Another thing the name father brings to mind is that we are part of a family. And in this family is the Son of God and when we pray we pray like him. We even pray in the name of Jesus so that as God’s children, He doesn’t see our evil nature standing before him, (as Jesus knows us to be and calls his disciples in the lesson today) but rather than evil us, He sees the perfect died and risen for you – Son Christ, speaking the words we pray.

Colossians 2:6-7 Therefore, as you received Christ Jesus the Lord, so walk in him, rooted and built up in him and established in the faith, just as you were taught, abounding in thanksgiving.
In Colossians 2:6 we are told by Paul: “Since you received Christ Jesus the Lord, so walk in him, rooted and built up in him and established in the faith, just as you were taught, abounding in thanksgiving.” We are instructed to walk in him, and it would make sense that we can extend it to how we pray. We are to pray in him. Rooted and built up in him and established in the faith, just as we are taught and with abundant thanksgiving. What a great checklist for our prayer life. Pray in thanksgiving, pray in what we learn of Him through the word, pray rooted in our faith. Pray in Him walk in Him and in doing so our lives become a prayer keeping His name holy. We know God’s name is kept holy when the Word of God is taught in its truth and purity, and we, as the children of God, also lead holy lives according to it. Our dear father in heaven certainly helps us to do this!

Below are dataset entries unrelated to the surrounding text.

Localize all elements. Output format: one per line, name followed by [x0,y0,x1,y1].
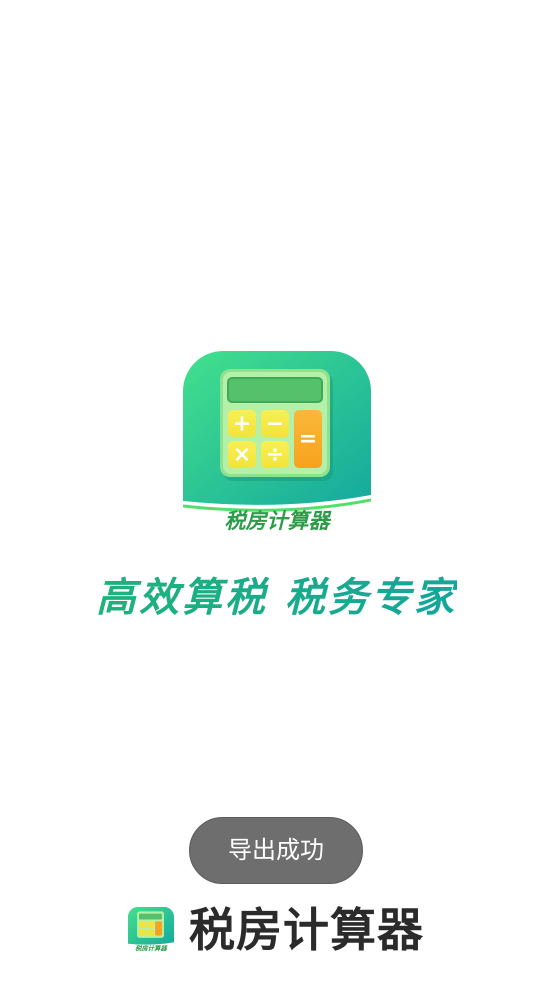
footer-app-name: 税房计算器 [189,903,424,957]
slogan-text: 高效算税 税务专家 [96,572,457,624]
footer-icon-key [147,929,154,936]
calculator-display [227,377,323,403]
key-equals-label: = [299,427,317,452]
footer-icon-key-equals [155,921,163,936]
footer-icon-key [147,921,154,929]
footer-icon-calculator-display [139,913,163,920]
key-times-label: × [233,443,251,468]
footer-app-calculator-icon: 税房计算器 [128,907,174,953]
key-minus-label: − [266,412,284,437]
footer-icon-caption: 税房计算器 [135,945,167,953]
app-logo-calculator-icon: + − = × ÷ 税房计算器 [183,351,371,533]
splash-screen: + − = × ÷ 税房计算器 高效算税 税务专家 导出成功 税房计算器 税房计… [0,0,553,983]
key-plus-label: + [233,412,251,437]
logo-caption: 税房计算器 [225,509,333,533]
footer-icon-key [139,929,146,936]
footer-icon-key [139,921,146,929]
slogan: 高效算税 税务专家 [0,572,553,624]
toast-message: 导出成功 [189,817,363,884]
key-divide-label: ÷ [266,443,284,468]
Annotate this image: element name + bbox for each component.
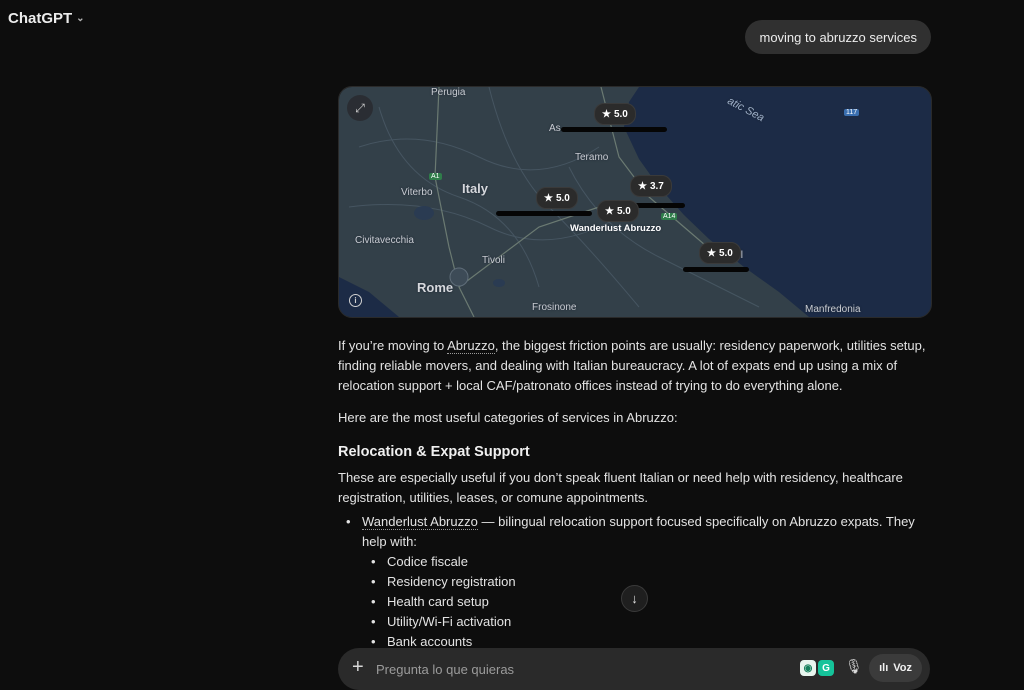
rating-pin[interactable]: ★ 5.0 bbox=[597, 200, 639, 222]
place-teramo: Teramo bbox=[575, 152, 609, 163]
place-italy: Italy bbox=[462, 181, 489, 196]
add-attachment-button[interactable]: + bbox=[352, 656, 364, 679]
place-frosinone: Frosinone bbox=[532, 302, 577, 313]
list-item: Wanderlust Abruzzo — bilingual relocatio… bbox=[346, 512, 930, 652]
place-tivoli: Tivoli bbox=[482, 255, 505, 266]
list-item: Utility/Wi-Fi activation bbox=[371, 612, 930, 632]
place-perugia: Perugia bbox=[431, 87, 466, 98]
rating-pin[interactable]: ★ 5.0 bbox=[594, 103, 636, 125]
place-civitavecchia: Civitavecchia bbox=[355, 235, 414, 246]
star-icon: ★ bbox=[707, 247, 716, 259]
list-item: Codice fiscale bbox=[371, 552, 930, 572]
rating-pin[interactable]: ★ 5.0 bbox=[699, 242, 741, 264]
model-selector[interactable]: ChatGPT ⌄ bbox=[8, 10, 85, 27]
redacted-mark bbox=[561, 127, 667, 132]
rating-pin[interactable]: ★ 3.7 bbox=[630, 175, 672, 197]
categories-intro: Here are the most useful categories of s… bbox=[338, 410, 678, 425]
section-heading: Relocation & Expat Support bbox=[338, 444, 530, 460]
place-wanderlust[interactable]: Wanderlust Abruzzo bbox=[570, 223, 661, 234]
place-viterbo: Viterbo bbox=[401, 187, 433, 198]
composer: + ◉ G 🎙 ılı Voz bbox=[338, 648, 930, 690]
voice-button[interactable]: ılı Voz bbox=[869, 654, 922, 682]
redacted-mark bbox=[683, 267, 749, 272]
arrow-down-icon: ↓ bbox=[631, 591, 638, 606]
rating-pin[interactable]: ★ 5.0 bbox=[536, 187, 578, 209]
list-item: Residency registration bbox=[371, 572, 930, 592]
redacted-mark bbox=[496, 211, 592, 216]
waveform-icon: ılı bbox=[879, 662, 889, 674]
place-rome: Rome bbox=[417, 280, 454, 295]
abruzzo-link[interactable]: Abruzzo bbox=[447, 338, 495, 354]
list-item: Health card setup bbox=[371, 592, 930, 612]
microphone-icon[interactable]: 🎙 bbox=[845, 658, 863, 675]
info-icon[interactable]: i bbox=[349, 294, 362, 307]
scroll-down-button[interactable]: ↓ bbox=[621, 585, 648, 612]
star-icon: ★ bbox=[605, 205, 614, 217]
intro-paragraph: If you’re moving to Abruzzo, the biggest… bbox=[338, 338, 926, 393]
provider-list: Wanderlust Abruzzo — bilingual relocatio… bbox=[338, 512, 930, 652]
chevron-down-icon: ⌄ bbox=[76, 13, 85, 24]
expand-icon[interactable]: ⤢ bbox=[347, 95, 373, 121]
section-description: These are especially useful if you don’t… bbox=[338, 470, 903, 505]
app-title: ChatGPT bbox=[8, 10, 73, 27]
star-icon: ★ bbox=[602, 108, 611, 120]
place-asc: As bbox=[549, 123, 561, 134]
road-badge-a14: A14 bbox=[661, 213, 678, 220]
extension-icons: ◉ G bbox=[800, 660, 834, 676]
map-card[interactable]: ⤢ i Perugia atic Sea As Teramo Italy Vit… bbox=[338, 86, 932, 318]
place-manfredonia: Manfredonia bbox=[805, 304, 861, 315]
prompt-input[interactable] bbox=[376, 658, 756, 680]
road-badge-a1: A1 bbox=[429, 173, 442, 180]
extension-icon[interactable]: ◉ bbox=[800, 660, 816, 676]
road-badge-117: 117 bbox=[844, 109, 860, 116]
star-icon: ★ bbox=[638, 180, 647, 192]
star-icon: ★ bbox=[544, 192, 553, 204]
user-message: moving to abruzzo services bbox=[745, 20, 931, 54]
grammar-extension-icon[interactable]: G bbox=[818, 660, 834, 676]
provider-link[interactable]: Wanderlust Abruzzo bbox=[362, 514, 478, 530]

Colossians 2:8 See to it that no one takes you captive by philosophy and empty deceit, according to human tradition, according to the elemental spirits of the world, and not according to Christ.
On the contrary though anyone who teaches or lives contrary to God’s Word profanes the name of God among us. Our heavenly Father also protects us from this. Paul warns us against this and encourages us to be protected from these things when he goes on to warn against walking in the ways of the world, there are dangers for us to pray according to the world. We are continually facing the traps of “philosophy and empty deceit, according to human tradition, according to the elemental spirits of the world, and not according to Christ.” These things would have us pray to a God and in a way that make rational sense. Our evil minds can grasp many things as God has gifted us to do, but we cannot rationalize and understand God. What our minds can fully fall for though is the temptations of this world the desires for health and comfort and things of this world consume us and overwhelm us and overtake our prayer life. Yes God does give us health and comfort and he does give us things of this world, but these things are not what we need.

We could have perfect health and abundant, comfortable living and all the gizmos and gadgets and things our finest minds and fullest wallets could dream up and purchase but they will not last. And they will not give us that which we need the most. These things will never give us the forgiveness of sins life and salvation that our evil ways require. All we need is Jesus. And Jesus is what you have. As a redeemed child of God, even when we pray for things we don’t need, your sins are forgiven and your prayers are answered. Always.. It is in Him and through Him we pray. Always.

And in Him, through Him and because of Him, praying is as easy as asking, seeking, and knocking. Because you are washed in baptism, buried with Him in baptism, you are now cleansed, with the water and the blood — and you are able to stand and with new life, with Him, with His words to ask as a dear child asks a father, knowing he gives perfectly.

Saint Augustine wrote: “God is more willing to give than we are to receive.” How true it is, we will never know this side of glory. Go to him in prayer and continue to receive his abundant blessings.